The scribe’s question about which is the greatest commandment occurs at the end of a battle of wits between Jesus and Israel’s religious intelligentsia (Mark 12:13-13:34). Each move and countermove intended to sharpen an argument, entrap an opponent, or slice through logical fallacies. In this contest, the Jewish establishment puts forward contenders from various teams—Sadducees, Pharisees, Herodians, and legal experts—all attempting to disarm and dishonor this small-town rabbi in front of a big-city crowd.

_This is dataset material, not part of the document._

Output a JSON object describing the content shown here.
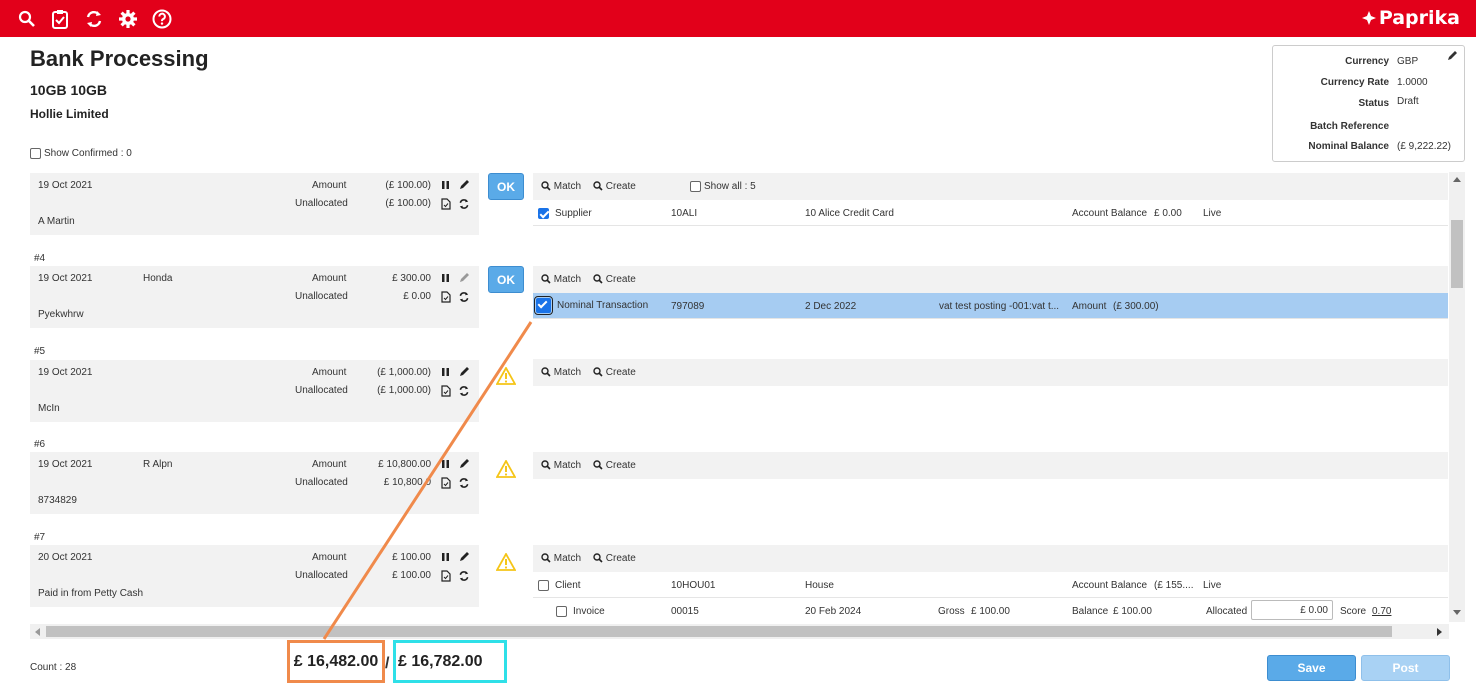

When we reach the final round of repartee recorded in Mark 12:28-34, what is striking about the exchange between the scribe and Jesus is its positive nature. Their dialogue lacks the rancor characteristic of Jesus’ other encounters with religious leaders throughout the Gospel of Mark. The scribe, a legal expert on the Torah and also on its oral commentary, approaches Jesus not with hostility but with genuine interest evoked after seeing how well Jesus had fared with his previous interlocutors. The civility that characterizes their discussion is an embodiment of the second commandment that Jesus chooses—“You must love your neighbor as yourself” (Leviticus 19:18). Would that such civility and graciousness in debate were more often encouraged today as an expression of loving one’s neighbor.